The decision to impose martial law was taken on the Saturday afternoon of 12 December 1981. On the night of 12-13 December 1981, the imprisonment of Solidarity activists began. A total of over 10,000 people were imprisoned in detention centres until the end of martial law.

Restrictions were introduced throughout the country in the form of a ban on assemblies, strikes, the activities of trade unions were suspended, restrictions were imposed on night-time walking, as well as on travelling between towns and cities. SB officers blocked the possibility to make any phone calls, as well as controlled all postal correspondence. Military units were brought out of their barracks on the streets of Polish towns and cities, and military commissars were sent to workplaces.

After martial law was imposed, occupational strikes broke out in many workplaces. The first of them started already on Sunday, 13 December 1981. The next day, 14 December, they intensified. According to data collected by the SB, at least several hundred workplaces allegedly participated in them. For the most part, the protesters elected strike committees, but also tried to secure the property of the workplaces. In many places there was a forcible breaking of the strikers’ resistance. As a rule, the communist authorities used Motorised Reserves of the Citizens’ Militia (ZOMO), army units with frequent use of heavy equipment as armoured personnel carriers, as well as tanks, for this purpose. In many cases, with the approval of Minister Czesław Kiszczak, they used firearms with live ammunition by the forces of order. The first time this happened was during the suppression of a strike at the July Manifest Mine (today’s Zofiówka) in Jastrzębie-Zdrój. There, on 15 December 1981, the officers of the ZOMO special platoon wounded four striking miners by shooting.

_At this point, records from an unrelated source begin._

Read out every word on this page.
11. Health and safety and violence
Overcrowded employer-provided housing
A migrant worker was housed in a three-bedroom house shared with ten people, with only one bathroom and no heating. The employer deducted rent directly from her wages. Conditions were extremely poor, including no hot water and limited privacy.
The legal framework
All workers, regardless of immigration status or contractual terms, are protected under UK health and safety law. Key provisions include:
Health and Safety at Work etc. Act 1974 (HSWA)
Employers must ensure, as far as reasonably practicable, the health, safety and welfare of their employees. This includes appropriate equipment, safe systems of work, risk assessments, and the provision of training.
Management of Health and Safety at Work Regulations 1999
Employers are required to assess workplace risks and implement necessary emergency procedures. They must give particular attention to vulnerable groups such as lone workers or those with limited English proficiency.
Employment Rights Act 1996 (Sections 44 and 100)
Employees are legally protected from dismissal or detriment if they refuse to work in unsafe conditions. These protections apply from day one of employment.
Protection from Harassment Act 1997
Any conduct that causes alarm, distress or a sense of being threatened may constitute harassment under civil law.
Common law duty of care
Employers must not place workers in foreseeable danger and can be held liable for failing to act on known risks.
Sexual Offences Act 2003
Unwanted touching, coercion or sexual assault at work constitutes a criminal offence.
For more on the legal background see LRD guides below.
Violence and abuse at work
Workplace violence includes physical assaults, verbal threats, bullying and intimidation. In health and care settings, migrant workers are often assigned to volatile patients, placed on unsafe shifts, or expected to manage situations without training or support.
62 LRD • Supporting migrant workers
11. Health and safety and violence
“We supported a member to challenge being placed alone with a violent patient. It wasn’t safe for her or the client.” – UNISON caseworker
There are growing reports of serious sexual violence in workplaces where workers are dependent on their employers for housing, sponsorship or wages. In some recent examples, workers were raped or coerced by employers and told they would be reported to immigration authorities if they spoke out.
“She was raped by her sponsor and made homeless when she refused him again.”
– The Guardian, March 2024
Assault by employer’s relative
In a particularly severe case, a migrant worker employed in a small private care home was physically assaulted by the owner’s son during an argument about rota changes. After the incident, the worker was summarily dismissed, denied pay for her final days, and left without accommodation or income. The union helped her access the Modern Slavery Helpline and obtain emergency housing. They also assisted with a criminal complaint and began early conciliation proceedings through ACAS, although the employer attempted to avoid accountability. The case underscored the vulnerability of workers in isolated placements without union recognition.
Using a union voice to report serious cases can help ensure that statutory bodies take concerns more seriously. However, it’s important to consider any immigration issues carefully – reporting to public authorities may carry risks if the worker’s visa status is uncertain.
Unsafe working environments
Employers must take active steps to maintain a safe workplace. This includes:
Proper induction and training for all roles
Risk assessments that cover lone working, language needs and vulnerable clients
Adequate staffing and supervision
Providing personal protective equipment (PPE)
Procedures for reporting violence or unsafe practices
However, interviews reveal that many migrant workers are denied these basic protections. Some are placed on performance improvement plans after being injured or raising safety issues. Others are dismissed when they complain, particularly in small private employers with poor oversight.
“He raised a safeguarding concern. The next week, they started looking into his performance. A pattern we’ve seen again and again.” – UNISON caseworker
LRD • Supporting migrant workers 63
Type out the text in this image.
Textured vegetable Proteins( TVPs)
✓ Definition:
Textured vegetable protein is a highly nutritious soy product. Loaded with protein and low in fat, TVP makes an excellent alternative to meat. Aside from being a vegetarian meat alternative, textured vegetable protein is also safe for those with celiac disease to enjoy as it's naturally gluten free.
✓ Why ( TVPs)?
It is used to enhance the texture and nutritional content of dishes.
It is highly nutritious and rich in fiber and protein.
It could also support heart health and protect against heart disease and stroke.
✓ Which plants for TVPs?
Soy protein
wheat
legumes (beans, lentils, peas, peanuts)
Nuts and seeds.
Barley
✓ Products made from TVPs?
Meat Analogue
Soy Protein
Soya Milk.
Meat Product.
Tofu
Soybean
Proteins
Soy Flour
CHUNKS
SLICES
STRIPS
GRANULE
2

In the “Wujek” mine in Katowice, around 3,500 people had been on strike since 14 December. On 16 December, the site was encircled by a security force consisting of the army and the militia. The strikers refused to allow the military to end the protest. Gas canisters were thrown at the miners. Despite freezing conditions, water cannons were also used. At around 11 a.m. the fence of the mine was smashed by tanks, and during the fighting a special platoon of ZOMO was brought in, whose officers used live ammunition. As a result, six miners died on the spot. Three more died in hospitals. Further twenty-three were wounded by bullets. Less than a month later, on 20 January 1982, the communist prosecutor’s office dropped its investigation into the case, concluding that the ZOMO officers had used their weapons in a state of superior necessity.

The murdered miners from the Wujek mine were not the only martial law fatalities. Protesters were killed by bullets during peaceful demonstrations and were victims of fatal beatings by officers of the security apparatus. It is assumed that there may have been almost a hundred of such deaths in Poland. The youngest martial law victim was Emil Barchański, who was arrested at the beginning of March 1982 while printing illegal publications. He was also a member of an anti-communist youth organisation operating in Warsaw. During the trial, he testified that his explanations given during the investigation had been coerced by a beating and that he was able to recognise the officers beating him. Almost three weeks later, on 3 June 1982, Barchański disappeared, and two days later his body was found in the Vistula River.